Charities are in a state of crisis. Congress has taken some steps to help them, but government cannot do it all. There is currently more than $1 trillion set aside in private foundations and donor-advised funds, yet current law provides insufficient incentives to ensure this funding is used for its intended purpose, to support operating charities and the beneficiaries they serve.
Now is the time to support reforms to charitable giving laws to ensure that funds set aside for charitable giving reach those in need in a timely way. The Initiative to Accelerate Charitable Giving believes that the following common-sense measures will increase the flow of resources to working charities of all kinds, a need especially dire now as millions of Americans wrestle with the effects of the COVID-19 crisis and seek to address issues of racial justice.
Private Foundation Reforms
With over $1 trillion in assets, private foundations are a tremendous resource to help address the immense needs arising from COVID-19 and racial inequality.
Although private foundations are subject to a 5% payout rule enacted to ensure a regular flow of dollars to working charities, the purpose of this rule can be easily avoided. At a time when every dollar counts, Congress should ensure that existing rules are reformed to fulfill their purpose by stipulating that:
- Private foundations cannot meet their payout obligations by paying salaries or travel expenses of foundation family members.
- Private foundations cannot meet their payout obligations by making distributions to donor-advised funds.
- Donors cannot avoid private foundation status (with its attendant rules) by funding their entities through donor-advised funds.
Congress should also enact incentives and reforms to ensure that private foundations continue to play a pivotal role in the charitable ecosystem by distributing more of their assets to operating charities, such as:
- Reduce to zero the private foundation excise tax for any year in which the private foundation’s payout is 7% or more.
- Eliminate the excise tax for any newly created, time-limited private foundation with a life of 25 years or less.
Ensure that Donor-Advised Funds Fulfill Their Charitable Purpose
Donor-advised funds (DAFs) now have over $120 billion set aside for future charitable gifts. The problem is that current rules fail to provide any incentives or requirements for DAFs to ever distribute their money.
DAFs can and should continue to play an important role in charitable giving, but there need to be rules to ensure that funds donated to DAFs are made available to working charities within a reasonable period of time. Congress should enact reforms that ensure that payout occurs by allowing donors to choose one of two regimes for their DAF donations:
Congress should create a new form of DAFs under which a donor would get upfront tax benefits (as under current law), but only if DAF funds are distributed (or advisory privileges are released) no later than 15 years from the year of the donation to the DAF. To avoid overvaluations, the income tax deduction for complex assets – such as closely-held or restricted stock – would be the amount of cash made available in DAF accounts as a result of the sale of the asset (instead of the appraised value).
Aligned Benefit Rule
As an alternative, donors who want more than 15 years to distribute their DAF funds should be allowed to elect an “aligned benefit rule.” Under this rule a DAF donor would continue to receive capital gains and estate tax benefits upon donation but would not receive the income tax deduction until the donated funds are distributed to the charitable recipient. This rule would create an incentive for donors to get donations to charities sooner. Current law has no such incentive, thereby making it possible for funds to sit in DAFs indefinitely. All funds would be required to be distributed outright to charities no later than 10 years after the death of the donor.

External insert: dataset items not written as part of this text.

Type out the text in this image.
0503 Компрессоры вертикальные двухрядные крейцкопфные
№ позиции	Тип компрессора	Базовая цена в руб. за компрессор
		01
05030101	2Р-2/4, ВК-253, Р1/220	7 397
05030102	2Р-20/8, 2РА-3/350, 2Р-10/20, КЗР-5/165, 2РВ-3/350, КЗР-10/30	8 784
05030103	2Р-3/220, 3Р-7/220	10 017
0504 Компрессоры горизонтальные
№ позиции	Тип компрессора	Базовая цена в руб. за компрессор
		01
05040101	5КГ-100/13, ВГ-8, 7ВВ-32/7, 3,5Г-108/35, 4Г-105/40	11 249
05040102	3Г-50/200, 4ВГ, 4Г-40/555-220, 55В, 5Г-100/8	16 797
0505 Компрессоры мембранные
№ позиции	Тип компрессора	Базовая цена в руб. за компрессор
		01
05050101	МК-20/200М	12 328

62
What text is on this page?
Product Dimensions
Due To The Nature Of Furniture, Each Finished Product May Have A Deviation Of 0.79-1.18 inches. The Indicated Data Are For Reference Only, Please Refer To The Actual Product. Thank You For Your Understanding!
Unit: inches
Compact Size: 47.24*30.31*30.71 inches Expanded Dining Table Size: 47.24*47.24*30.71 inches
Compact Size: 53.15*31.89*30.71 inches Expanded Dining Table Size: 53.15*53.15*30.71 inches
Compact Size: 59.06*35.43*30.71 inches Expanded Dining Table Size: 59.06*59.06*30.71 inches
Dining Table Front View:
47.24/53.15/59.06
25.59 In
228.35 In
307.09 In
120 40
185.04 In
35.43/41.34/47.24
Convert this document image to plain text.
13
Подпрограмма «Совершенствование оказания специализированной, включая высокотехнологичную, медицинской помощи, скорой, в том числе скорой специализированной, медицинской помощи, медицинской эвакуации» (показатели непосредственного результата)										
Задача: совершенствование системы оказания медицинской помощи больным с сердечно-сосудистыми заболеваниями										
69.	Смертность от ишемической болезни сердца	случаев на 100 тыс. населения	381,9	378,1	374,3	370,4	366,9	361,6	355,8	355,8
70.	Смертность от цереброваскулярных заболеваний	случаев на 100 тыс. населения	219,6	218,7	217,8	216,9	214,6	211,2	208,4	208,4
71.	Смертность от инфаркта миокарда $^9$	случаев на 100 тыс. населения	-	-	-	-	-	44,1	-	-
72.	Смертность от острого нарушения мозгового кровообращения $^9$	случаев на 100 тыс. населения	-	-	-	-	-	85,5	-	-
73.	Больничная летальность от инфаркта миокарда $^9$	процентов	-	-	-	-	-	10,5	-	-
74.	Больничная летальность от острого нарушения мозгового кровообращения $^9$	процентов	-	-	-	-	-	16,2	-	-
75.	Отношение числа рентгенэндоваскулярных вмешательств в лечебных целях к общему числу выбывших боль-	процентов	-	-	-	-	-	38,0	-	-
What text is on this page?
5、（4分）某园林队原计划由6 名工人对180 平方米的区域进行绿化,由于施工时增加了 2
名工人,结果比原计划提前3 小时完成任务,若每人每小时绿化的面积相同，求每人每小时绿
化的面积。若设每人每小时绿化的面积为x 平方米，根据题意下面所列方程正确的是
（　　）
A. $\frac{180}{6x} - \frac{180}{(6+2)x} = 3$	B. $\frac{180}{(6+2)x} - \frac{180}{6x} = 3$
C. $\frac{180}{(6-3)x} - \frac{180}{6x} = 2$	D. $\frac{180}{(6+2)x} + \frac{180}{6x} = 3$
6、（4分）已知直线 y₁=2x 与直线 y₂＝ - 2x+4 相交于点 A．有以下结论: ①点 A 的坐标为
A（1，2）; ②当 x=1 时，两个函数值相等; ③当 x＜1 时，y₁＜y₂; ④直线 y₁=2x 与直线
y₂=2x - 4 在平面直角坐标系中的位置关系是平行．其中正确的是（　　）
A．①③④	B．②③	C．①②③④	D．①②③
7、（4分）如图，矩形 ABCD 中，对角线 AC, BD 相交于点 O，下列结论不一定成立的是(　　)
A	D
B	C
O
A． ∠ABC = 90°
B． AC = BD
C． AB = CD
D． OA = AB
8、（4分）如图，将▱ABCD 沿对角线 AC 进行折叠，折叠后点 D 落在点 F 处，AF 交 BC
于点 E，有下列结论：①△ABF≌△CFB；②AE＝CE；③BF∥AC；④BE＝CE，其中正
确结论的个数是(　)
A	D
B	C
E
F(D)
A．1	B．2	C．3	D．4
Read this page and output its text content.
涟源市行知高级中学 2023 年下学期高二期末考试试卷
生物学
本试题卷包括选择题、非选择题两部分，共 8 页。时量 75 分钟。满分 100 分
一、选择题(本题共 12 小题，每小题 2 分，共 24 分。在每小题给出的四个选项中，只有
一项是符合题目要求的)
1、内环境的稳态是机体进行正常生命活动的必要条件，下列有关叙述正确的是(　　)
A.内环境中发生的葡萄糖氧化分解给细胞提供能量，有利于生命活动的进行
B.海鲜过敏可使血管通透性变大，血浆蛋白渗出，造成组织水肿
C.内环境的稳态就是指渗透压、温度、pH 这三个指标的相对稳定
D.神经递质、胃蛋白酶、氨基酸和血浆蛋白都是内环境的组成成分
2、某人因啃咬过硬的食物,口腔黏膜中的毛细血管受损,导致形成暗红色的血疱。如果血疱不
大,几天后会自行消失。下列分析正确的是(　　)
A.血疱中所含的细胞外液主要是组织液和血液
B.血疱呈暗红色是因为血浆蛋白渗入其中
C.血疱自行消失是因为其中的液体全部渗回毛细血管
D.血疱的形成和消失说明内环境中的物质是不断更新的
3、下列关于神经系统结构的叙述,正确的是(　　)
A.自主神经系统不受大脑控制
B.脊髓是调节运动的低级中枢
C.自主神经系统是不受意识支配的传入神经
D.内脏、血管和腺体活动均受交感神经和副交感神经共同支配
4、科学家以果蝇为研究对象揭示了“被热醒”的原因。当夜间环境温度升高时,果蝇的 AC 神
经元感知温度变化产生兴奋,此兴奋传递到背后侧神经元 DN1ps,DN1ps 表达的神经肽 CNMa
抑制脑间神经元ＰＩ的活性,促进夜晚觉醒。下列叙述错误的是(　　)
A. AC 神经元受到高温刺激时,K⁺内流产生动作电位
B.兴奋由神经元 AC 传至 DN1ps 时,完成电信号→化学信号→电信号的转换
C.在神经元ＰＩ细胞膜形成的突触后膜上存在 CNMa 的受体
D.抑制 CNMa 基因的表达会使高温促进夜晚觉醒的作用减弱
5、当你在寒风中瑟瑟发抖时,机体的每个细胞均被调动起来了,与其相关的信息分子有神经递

To support the place-based, mission-driven model of America’s community foundations, the Initiative to Accelerate Charitable Giving is in ongoing talks with community foundation leaders about how charitable reform proposals can recognize their unique role and reinforce this important sector within philanthropy.
Strengthen and Expand the Non-Itemizer Deduction
While a majority of Americans donate to charity, almost 90% receive no tax benefit for their charitable giving. Congress took a step forward in the CARES Act by creating an above-the-line charitable deduction for non-itemizers for 2020.
Congress should build on this first step by considering options to expand and extend the new non-itemizer charitable deduction. Such an approach should strive to meet the following objectives:
- Increase both the amount of charitable giving and number of donors.
- Be cost-effective and minimize the potential for fraud, by incorporating a giving floor, perhaps set at 1-2% of adjusted gross income (AGI).
- Be administrable by the IRS, such as by enacting new enforcement and reporting requirements.
- Continue to exclude donations to DAFs and private foundations and maintain prohibition on non-cash gifts.